We haven't been to many shows lately so there has been a gap in time where prices have gone up even for standup bar local band shows, I'm sure. And $25 is partly due to Cat's Cradle, as the Greenville show was a few bucks cheaper. But money was not all of it, because I figured it would be good value compared with traveling to another show, especially one with numbered seats. 

I think it just fizzled for me as I went over there a bit late (usually feeling getting there before the lead-on quits helps with getting a good spot for the headliner, as lead-on fans walk out for a few minutes in between). Also, on the way reading the rumor of perhaps another show closer to home was a factor (made more believable by the fact that Kano was leading on for this leg of their touring and he's from Greensboro).

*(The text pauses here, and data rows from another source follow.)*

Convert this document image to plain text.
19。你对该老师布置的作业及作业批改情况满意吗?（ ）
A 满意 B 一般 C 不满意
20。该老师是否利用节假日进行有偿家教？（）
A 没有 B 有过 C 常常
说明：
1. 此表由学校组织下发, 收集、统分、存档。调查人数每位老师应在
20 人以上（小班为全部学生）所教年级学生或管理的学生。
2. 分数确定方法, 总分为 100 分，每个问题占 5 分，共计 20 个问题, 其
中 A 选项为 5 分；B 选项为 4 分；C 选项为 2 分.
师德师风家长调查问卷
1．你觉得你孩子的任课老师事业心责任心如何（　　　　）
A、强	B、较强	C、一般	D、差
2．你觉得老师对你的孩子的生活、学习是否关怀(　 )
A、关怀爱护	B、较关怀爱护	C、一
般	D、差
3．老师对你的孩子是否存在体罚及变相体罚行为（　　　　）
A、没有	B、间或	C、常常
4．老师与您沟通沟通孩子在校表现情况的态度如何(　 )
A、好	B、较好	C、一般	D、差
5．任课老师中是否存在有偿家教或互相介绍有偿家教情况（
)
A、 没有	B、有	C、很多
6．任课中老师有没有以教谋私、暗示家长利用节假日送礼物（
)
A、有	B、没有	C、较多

By the time I figured out (with an assist from eebee) that this was not the case, I had heard but missed at least three songs. Having seen Toad so many times, it was good enough to stay and listen for a while, but not quite compelling enough to pay and go in to swim my way through people to somewhere close enough to see.  

So I think their price is way reasonable and they offer great value, but the same is true of many things I no longer do or buy (or do or buy less often...Lucky 32 meals come to mind) because I am protecting assets I hope to keep, or am saving for items I need like skate wheels (or boots). I do pay more for social events with a pal or several, and this one was just me, so the bubbles escaped from the cola on this one over time. 

We'll have to see about Atheneum or Kano playing about. I read they do some charity shows of the old stuff, and are individually working on some things. There may not be much incentive financially at this point.

Also we need to watch next year for Toad to come back around. It seemed the southern atlantic part of the tour was just a way to go from Nashville, TN to a bigger gig in Charleston, SC, with some college town standup bar practice in between. I'm glad they are including the Carolinas. 

It's not too far of a stretch to imagine they're working with Darius on some country music, eh? Or jangly pop music played on country stations? I think there's room for alternative pop to revive there or among the traditional music eclectic collection stations. Hope so. I think Glen has interesting things to say and their music wraps around those things well. 

Still bummed I didn't go in, but glad I put the priority on skating with the guys. Hate I missed dinner with them, though! I'll have to go back for another Wednesday night ATT trail skate.